Beef Wellington Hacked

Waiting isn’t easy, whether it is for those test results to come back, waiting on direction for a difficult decision or waiting for answers.  There is something about waiting that makes us feel like we’re standing over a set table and the food is getting cold with each second and why won’t everyone just show up when we’ve already called three times?!

Waiting doesn’t bring out the best in us.  It turns us inside out like a garment and exposes all of our rough edges, our unfinished sides, our untrimmed threads.  We can seem like such good and even holy people until we’re asked to wait.

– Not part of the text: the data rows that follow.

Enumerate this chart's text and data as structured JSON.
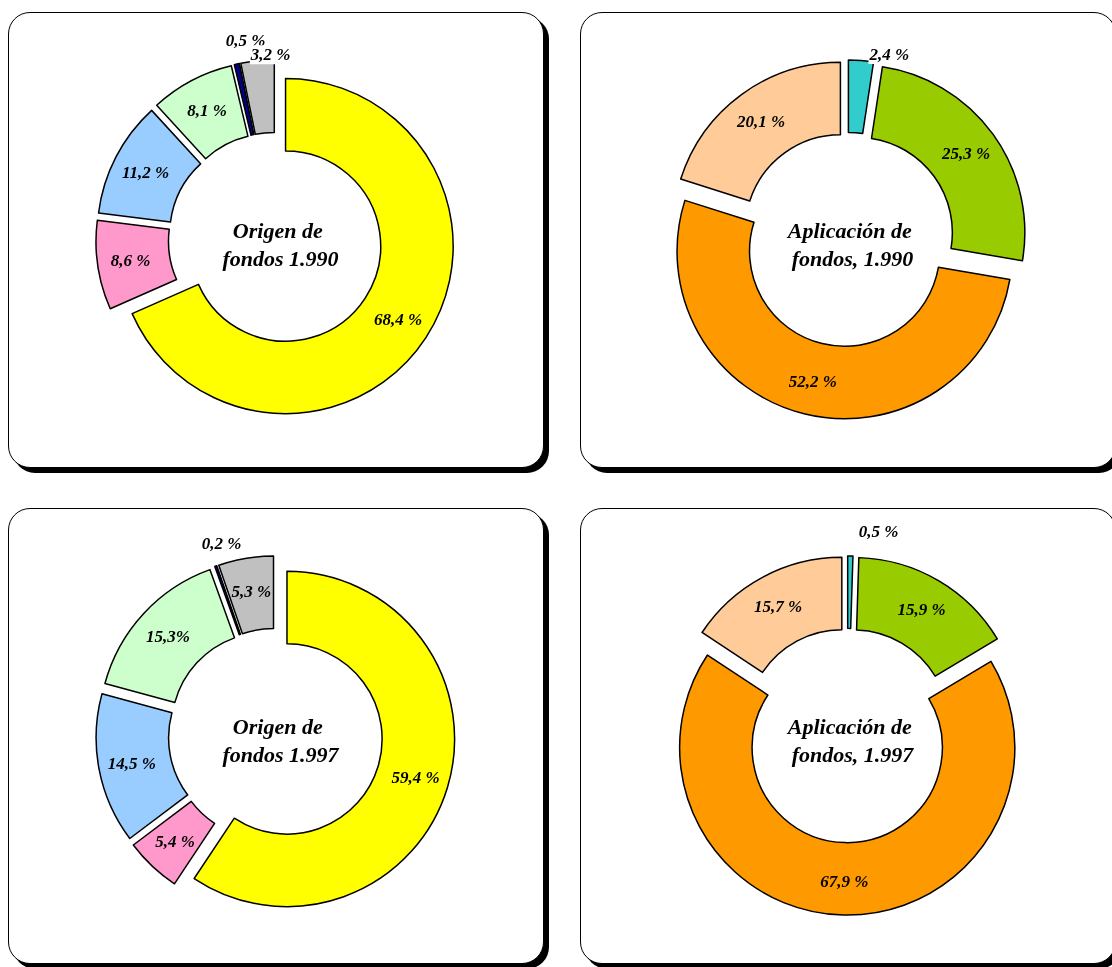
{
  "chart_data": [
    {
      "type": "donut",
      "title": "Origen de fondos 1.990",
      "categories": [
        null,
        null,
        null,
        null,
        null,
        null
      ],
      "values": [
        68.4,
        8.6,
        11.2,
        8.1,
        0.5,
        3.2
      ],
      "colors": [
        "#ffff00",
        "#ff99cc",
        "#99ccff",
        "#ccffcc",
        "#000080",
        "#c0c0c0"
      ],
      "value_labels": [
        "68,4 %",
        "8,6 %",
        "11,2 %",
        "8,1 %",
        "0,5 %",
        "3,2 %"
      ]
    },
    {
      "type": "donut",
      "title": "Aplicación de fondos, 1.990",
      "categories": [
        null,
        null,
        null,
        null
      ],
      "values": [
        2.4,
        25.3,
        52.2,
        20.1
      ],
      "colors": [
        "#33cccc",
        "#99cc00",
        "#ff9900",
        "#ffcc99"
      ],
      "value_labels": [
        "2,4 %",
        "25,3 %",
        "52,2 %",
        "20,1 %"
      ]
    },
    {
      "type": "donut",
      "title": "Origen de fondos 1.997",
      "categories": [
        null,
        null,
        null,
        null,
        null,
        null
      ],
      "values": [
        59.4,
        5.4,
        14.5,
        15.3,
        0.2,
        5.3
      ],
      "colors": [
        "#ffff00",
        "#ff99cc",
        "#99ccff",
        "#ccffcc",
        "#000080",
        "#c0c0c0"
      ],
      "value_labels": [
        "59,4 %",
        "5,4 %",
        "14,5 %",
        "15,3%",
        "0,2 %",
        "5,3 %"
      ]
    },
    {
      "type": "donut",
      "title": "Aplicación de fondos, 1.997",
      "categories": [
        null,
        null,
        null,
        null
      ],
      "values": [
        0.5,
        15.9,
        67.9,
        15.7
      ],
      "colors": [
        "#33cccc",
        "#99cc00",
        "#ff9900",
        "#ffcc99"
      ],
      "value_labels": [
        "0,5 %",
        "15,9 %",
        "67,9 %",
        "15,7 %"
      ]
    }
  ]
}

I enjoy watching cooking shows.  Not the kind where people calmly put together Beef Wellington in their spotless kitchens but the ones where there are time limits, mystery ingredients, competition.  It keeps it interesting.  I like when people are forced to improvise, to modify, to sweat and still produce something beautiful.  There is something more captivating about beauty when it doesn’t emerge from a perfectly controlled and tranquil environment.  When something stunning shows up in the midst of flurry and flour flying and oil spraying and last minute changes and then sits so calmly on its bed of sauce smeared in a wine shaped arc, it gives us hope that it in our flurry and flying and improvisation and sweat that we too can end up with something beautiful.

But sometimes in the hurry, things go awry.  The meat usually.  It isn’t cooking the way they want.  And as the clock ticks down, out come the knives and the chefs invariably start hacking a bigger portion of meat into little pieces, the juices spilling out on the cutting board, seeping away.  They say, “I didn’t want to serve raw meat to the judges” and the critique usually is, “Your meat ended up dry.  And it really doesn’t look appealing at all.”

Most of the time, the clocks we chase are our own, made of our own expectations or hurry or unwillingness to sit and wait with the hard things.  We take what is cooking beautifully, what has been nicely seared to keep the juices in and we start to hack it, watching the juices seep out.  We pan fry to hurry it up because raw is intolerable.  In our haste we overcook the thing.  We lose what we had worked so hard for.  We lose what could have been beautiful.

Can we hold in tension a belief that beauty can be born of flurry but that much of our hurry is born of us and our own impatience?  If so, we may find a calmness, a tranquility and, with fingers flying or stilled, the hope that all things are made beautiful in His time.